In the midst of the Kavanaugh hearings, Estrich offered — unsolicited — her disgust for the treatment of Christine Blasey Ford. She called Ford the “best witness central casting could find” and decried that even that “was not enough” to convince Republican senators of her allegations. Women, she says, know they will be put through the “meat grinder” if they come forward. “Most rape survivors don’t want their names thrown around, and what happened to Dr. Ford answers why.”

Still, in plaintiff circles, Estrich is greeted with the kind of passionate disdain reserved only for traitors. In the 1980s, she beat out Merrick Garland to become the first female editor of the Harvard Law Review. She later clerked for Supreme Court Justice John Paul Stevens. Her research and writing helped advance the legal and cultural understanding of “acquaintance rape.” She was the first woman to manage a presidential campaign when she ran Michael Dukakis’ 1988 bid. In 1991, during Clarence Thomas’s confirmation hearing, Estrich coined the term “nuts and sluts” to describe the concerted efforts to discredit Anita Hill and defend Clarence Thomas.

Decades later, her defense of Ailes was shocking to some. But she played the role of a twofer for Ailes’s cause — officially she was his attorney, and because she had been friends with Ailes for decades, she also served unofficially as a Woman Attesting To His Character. Estrich’s work for Ailes took place a year before the #MeToo hashtag would begin trending.

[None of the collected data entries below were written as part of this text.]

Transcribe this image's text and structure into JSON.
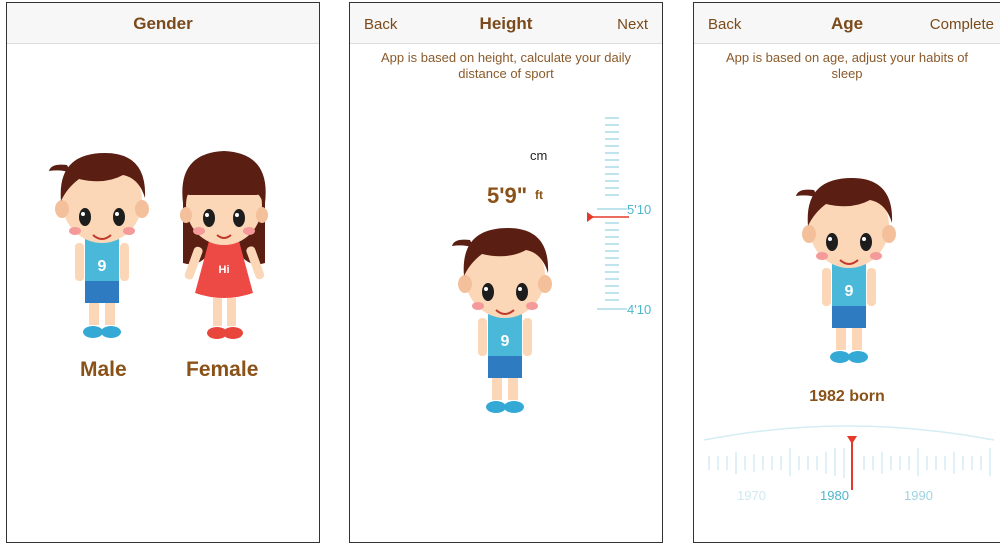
{
  "screen1": {
    "title": "Gender",
    "male_label": "Male",
    "female_label": "Female",
    "male_shirt": "9",
    "female_shirt": "Hi"
  },
  "screen2": {
    "back": "Back",
    "title": "Height",
    "next": "Next",
    "description": "App is based on height, calculate your daily distance of sport",
    "unit_alt": "cm",
    "height_value": "5'9\"",
    "height_unit": "ft",
    "ruler_label_upper": "5'10",
    "ruler_label_lower": "4'10",
    "shirt": "9"
  },
  "screen3": {
    "back": "Back",
    "title": "Age",
    "complete": "Complete",
    "description": "App is based on age, adjust your habits of sleep",
    "born_text": "1982 born",
    "year_labels": [
      "1970",
      "1980",
      "1990"
    ],
    "shirt": "9"
  },
  "colors": {
    "title_brown": "#7a4a1a",
    "label_brown": "#8a5218",
    "ruler_cyan": "#4fb6cc",
    "indicator_red": "#e53a2a",
    "hair": "#5a1e12",
    "skin": "#fbd7b8",
    "shirt_cyan": "#4ab8d8",
    "shorts_blue": "#2f7bc2",
    "dress_red": "#ee4a45"
  }
}
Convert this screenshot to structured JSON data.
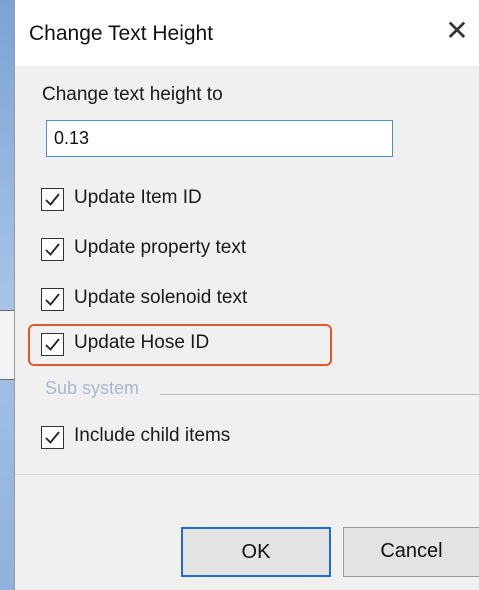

Smith says Estrich brought down the full force of the Sexual Harassment Defense Industrial Complex on Ailes’s behalf and she had to fend off vicious attacks on Carlson’s character and credibility.

Estrich says she helped quell those attacks. Smith laughs at that notion and says that the personal attacks on Carlson came from Ailes’s longtime private investigator and public relations operatives.

What really happened? Maybe there should be an investigation to get to the bottom of it.